Admiral Sir George Zambellas, the First Sea Lord and professional head of the navy, said both countries would adapt after a Yes vote, but Scotland would feel a “deeper impact” if it broke away.
“I believe that independence would fundamentally change maritime security for all of us in the United Kingdom and damage the very heart of the capabilities that are made up of the Royal Navy, the Royal Marines, the Royal Fleet Auxiliary and the Fleet Air Arm,” he said.
“While the continuing United Kingdom would eventually adapt and cope, the deeper impact would be felt in Scotland, which would no longer have access of right to the security contribution of one of the finest and most efficient navies in the world.”
An independent Scotland’s “claim on the Royal Navy would greatly weaken the carefully evolved ‘whole’, as bases, infrastructure, procurement, spares, personnel and training face a carve-up”, he added.

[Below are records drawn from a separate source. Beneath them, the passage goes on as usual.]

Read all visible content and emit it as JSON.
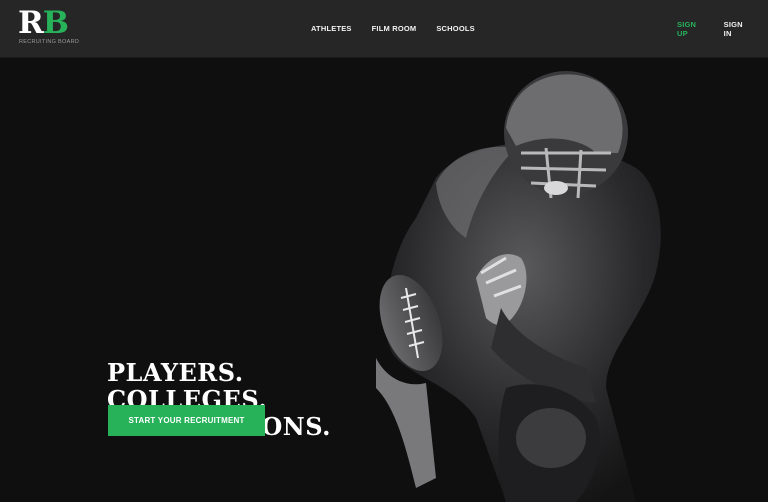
{
  "logo": {
    "mark_r": "R",
    "mark_b": "B",
    "subtitle": "RECRUITING BOARD"
  },
  "nav": {
    "items": [
      {
        "label": "ATHLETES"
      },
      {
        "label": "FILM ROOM"
      },
      {
        "label": "SCHOOLS"
      }
    ],
    "sign_up": "SIGN UP",
    "sign_in": "SIGN IN"
  },
  "hero": {
    "headline": [
      "PLAYERS.",
      "COLLEGES.",
      "CONNECTIONS."
    ],
    "cta_label": "START YOUR RECRUITMENT",
    "image": "football-player-crouching-with-ball"
  },
  "colors": {
    "accent": "#27b25a",
    "nav_bg": "#262627",
    "hero_bg": "#0f0f10",
    "text": "#ffffff"
  }
}
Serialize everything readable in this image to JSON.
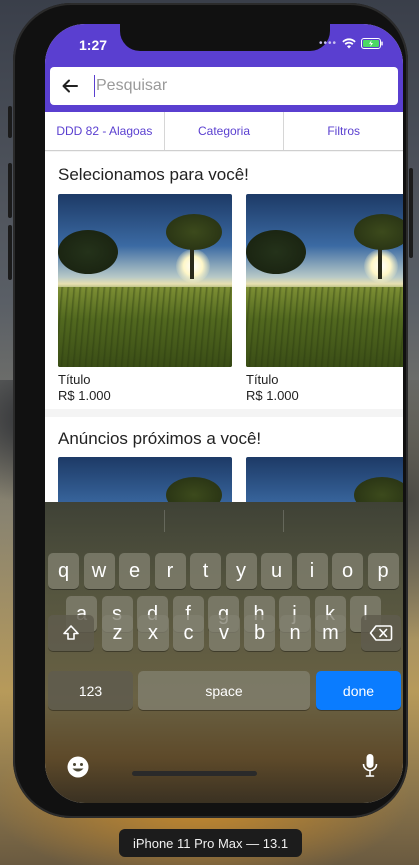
{
  "status": {
    "time": "1:27"
  },
  "search": {
    "placeholder": "Pesquisar"
  },
  "filters": [
    {
      "label": "DDD 82 - Alagoas"
    },
    {
      "label": "Categoria"
    },
    {
      "label": "Filtros"
    }
  ],
  "sections": [
    {
      "title": "Selecionamos para você!",
      "cards": [
        {
          "title": "Título",
          "price": "R$ 1.000"
        },
        {
          "title": "Título",
          "price": "R$ 1.000"
        }
      ]
    },
    {
      "title": "Anúncios próximos a você!"
    }
  ],
  "keyboard": {
    "row1": [
      "q",
      "w",
      "e",
      "r",
      "t",
      "y",
      "u",
      "i",
      "o",
      "p"
    ],
    "row2": [
      "a",
      "s",
      "d",
      "f",
      "g",
      "h",
      "j",
      "k",
      "l"
    ],
    "row3": [
      "z",
      "x",
      "c",
      "v",
      "b",
      "n",
      "m"
    ],
    "numbers_label": "123",
    "space_label": "space",
    "done_label": "done"
  },
  "device_caption": "iPhone 11 Pro Max — 13.1",
  "colors": {
    "primary": "#5a3fd0",
    "done_key": "#0a7cff"
  },
  "icons": [
    "back-arrow-icon",
    "wifi-icon",
    "battery-icon",
    "shift-icon",
    "backspace-icon",
    "emoji-icon",
    "microphone-icon"
  ]
}
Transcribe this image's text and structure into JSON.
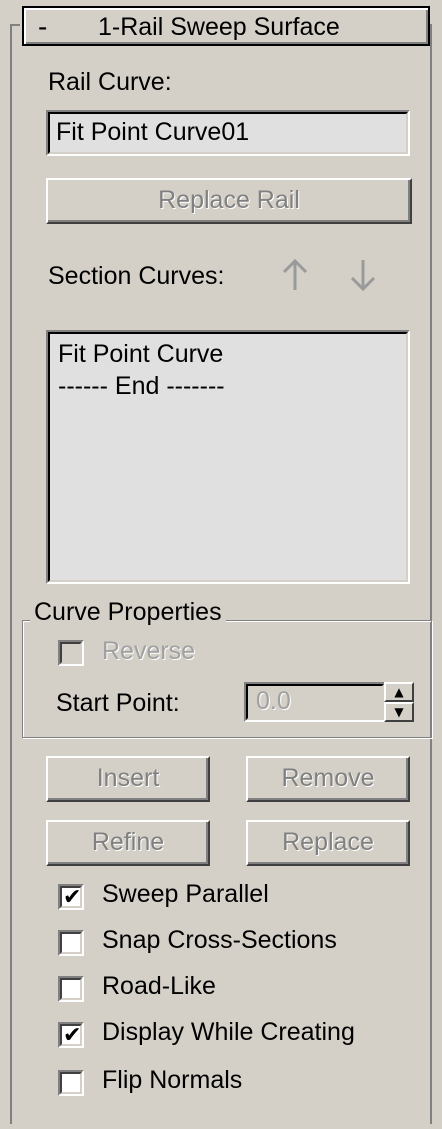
{
  "rollout": {
    "collapse_symbol": "-",
    "title": "1-Rail Sweep Surface"
  },
  "rail": {
    "label": "Rail Curve:",
    "value": "Fit Point Curve01",
    "replace_button": "Replace Rail"
  },
  "sections": {
    "label": "Section Curves:",
    "up_icon": "up-arrow-icon",
    "down_icon": "down-arrow-icon",
    "list_items": [
      "Fit Point Curve",
      "------ End -------"
    ]
  },
  "curve_properties": {
    "group_label": "Curve Properties",
    "reverse_label": "Reverse",
    "reverse_checked": false,
    "start_point_label": "Start Point:",
    "start_point_value": "0.0"
  },
  "buttons": {
    "insert": "Insert",
    "remove": "Remove",
    "refine": "Refine",
    "replace": "Replace"
  },
  "options": [
    {
      "label": "Sweep Parallel",
      "checked": true
    },
    {
      "label": "Snap Cross-Sections",
      "checked": false
    },
    {
      "label": "Road-Like",
      "checked": false
    },
    {
      "label": "Display While Creating",
      "checked": true
    },
    {
      "label": "Flip Normals",
      "checked": false
    }
  ],
  "colors": {
    "panel_bg": "#d4d0c8",
    "field_bg": "#e0e0e0",
    "disabled_text": "#808080"
  }
}
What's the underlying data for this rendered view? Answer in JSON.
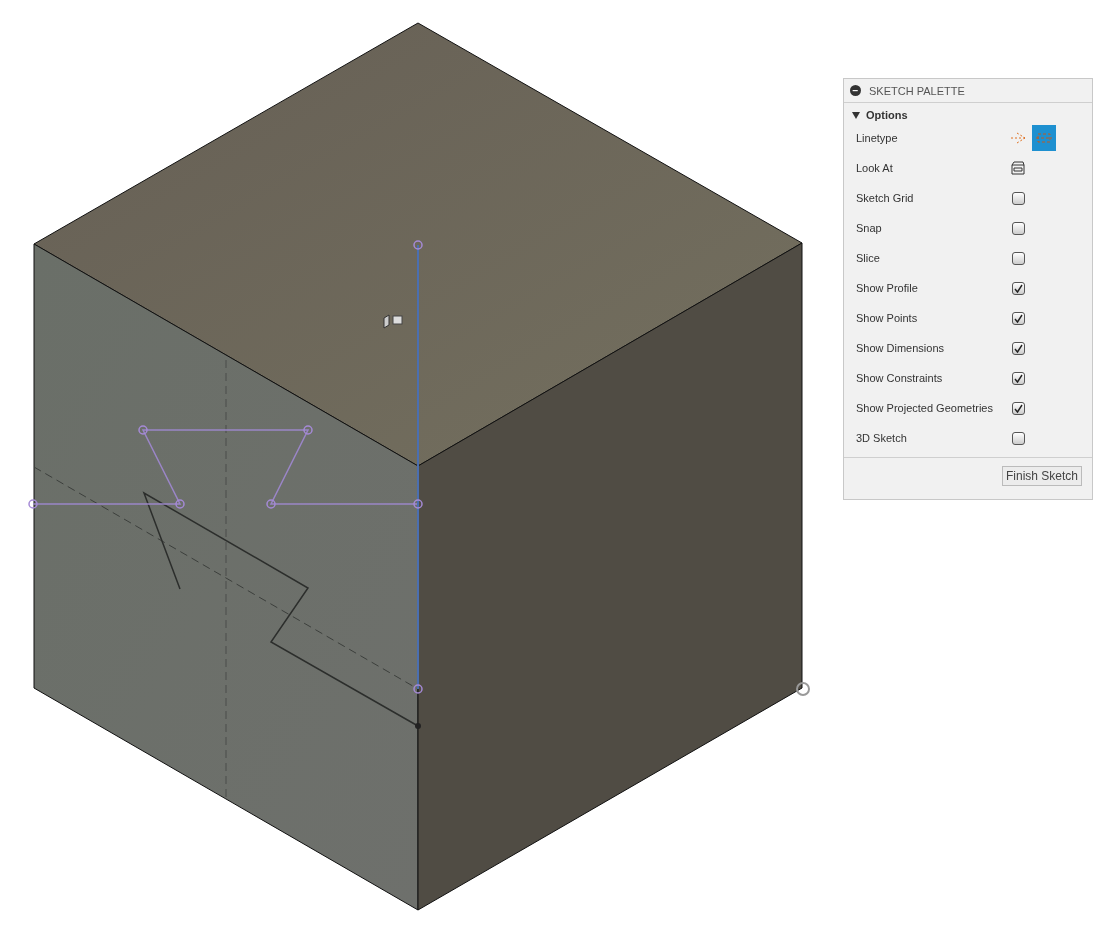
{
  "palette": {
    "title": "SKETCH PALETTE",
    "collapse_glyph": "−",
    "section": {
      "title": "Options",
      "expanded": true
    },
    "options": [
      {
        "kind": "linetype",
        "label": "Linetype",
        "choices": [
          {
            "kind": "construction",
            "selected": false
          },
          {
            "kind": "centerline",
            "selected": true
          }
        ]
      },
      {
        "kind": "button",
        "label": "Look At"
      },
      {
        "kind": "checkbox",
        "label": "Sketch Grid",
        "checked": false
      },
      {
        "kind": "checkbox",
        "label": "Snap",
        "checked": false
      },
      {
        "kind": "checkbox",
        "label": "Slice",
        "checked": false
      },
      {
        "kind": "checkbox",
        "label": "Show Profile",
        "checked": true
      },
      {
        "kind": "checkbox",
        "label": "Show Points",
        "checked": true
      },
      {
        "kind": "checkbox",
        "label": "Show Dimensions",
        "checked": true
      },
      {
        "kind": "checkbox",
        "label": "Show Constraints",
        "checked": true
      },
      {
        "kind": "checkbox",
        "label": "Show Projected Geometries",
        "checked": true
      },
      {
        "kind": "checkbox",
        "label": "3D Sketch",
        "checked": false
      }
    ],
    "finish_button": "Finish Sketch"
  }
}
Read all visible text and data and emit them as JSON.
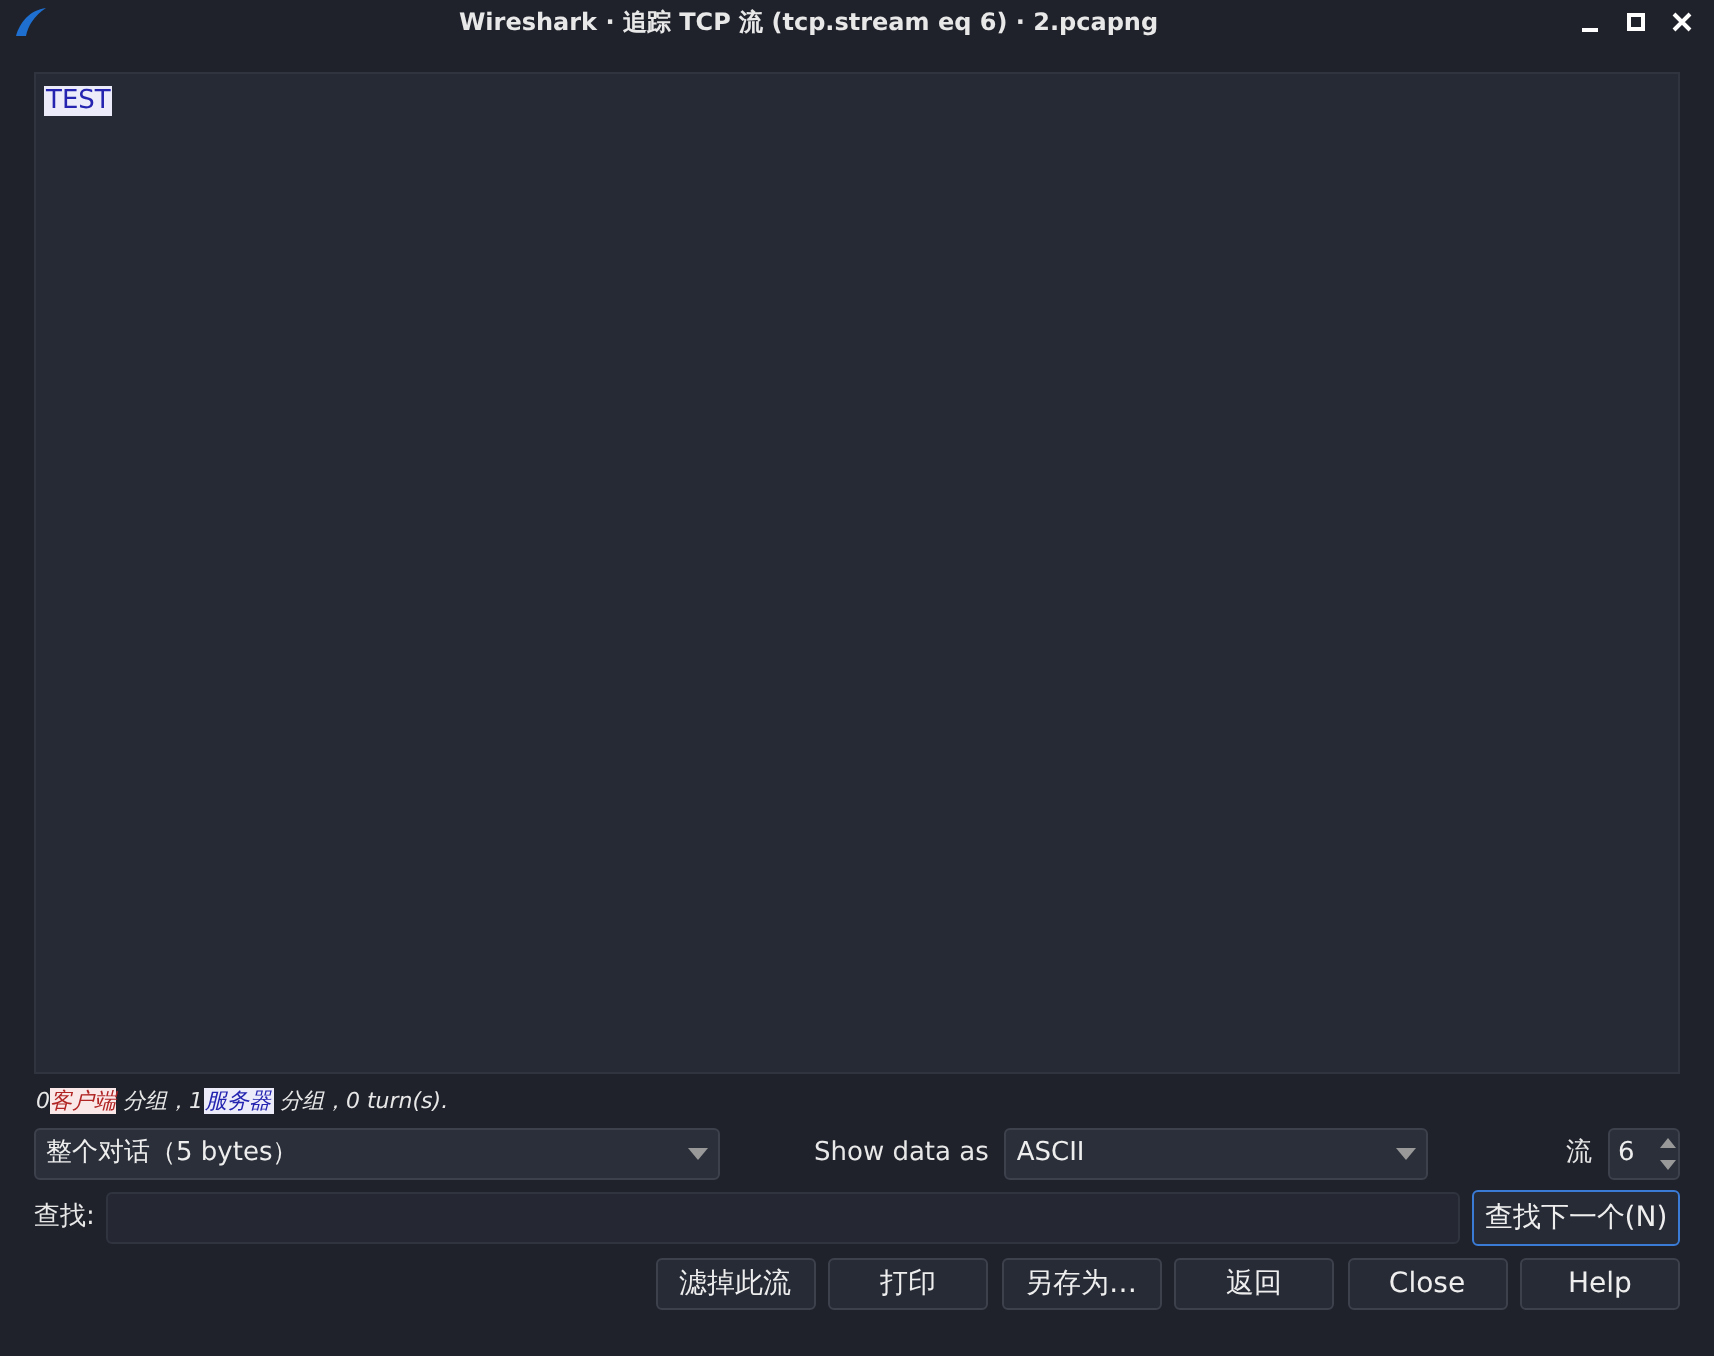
{
  "window": {
    "title": "Wireshark · 追踪 TCP 流 (tcp.stream eq 6) · 2.pcapng"
  },
  "stream_text": [
    {
      "text": "TEST",
      "kind": "server"
    }
  ],
  "stats": [
    {
      "text": "0",
      "kind": "plain"
    },
    {
      "text": "客户端",
      "kind": "client"
    },
    {
      "text": " 分组，1",
      "kind": "plain"
    },
    {
      "text": "服务器",
      "kind": "server"
    },
    {
      "text": " 分组，0 turn(s).",
      "kind": "plain"
    }
  ],
  "conversation_select": {
    "value": "整个对话（5 bytes）"
  },
  "show_data_label": "Show data as",
  "show_data_select": {
    "value": "ASCII"
  },
  "stream_label": "流",
  "stream_spin": {
    "value": "6"
  },
  "find_label": "查找:",
  "find_next_button": {
    "label": "查找下一个(N)",
    "focused": true
  },
  "buttons": [
    {
      "label": "滤掉此流"
    },
    {
      "label": "打印"
    },
    {
      "label": "另存为…"
    },
    {
      "label": "返回"
    },
    {
      "label": "Close"
    },
    {
      "label": "Help"
    }
  ]
}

“The effectiveness of the Royal Navy, following separation, would weaken the security of both nations and while the UK would adapt and restructure to meet a changed set of responsibilities, we should be clear that the sum of two parts would no longer add up to the whole.”
SNP defence spokesman Angus Robertson said Scotland has already been “stripped bare of conventional naval capability” by Westminster cuts.
He added: “There are no ocean-going surface vessels based in Scotland and no maritime reconnaissance aircraft – that is an extraordinary and unacceptable gap, which has seen ships dispatched from the South of England to the Moray Firth in response to Russian naval activity.”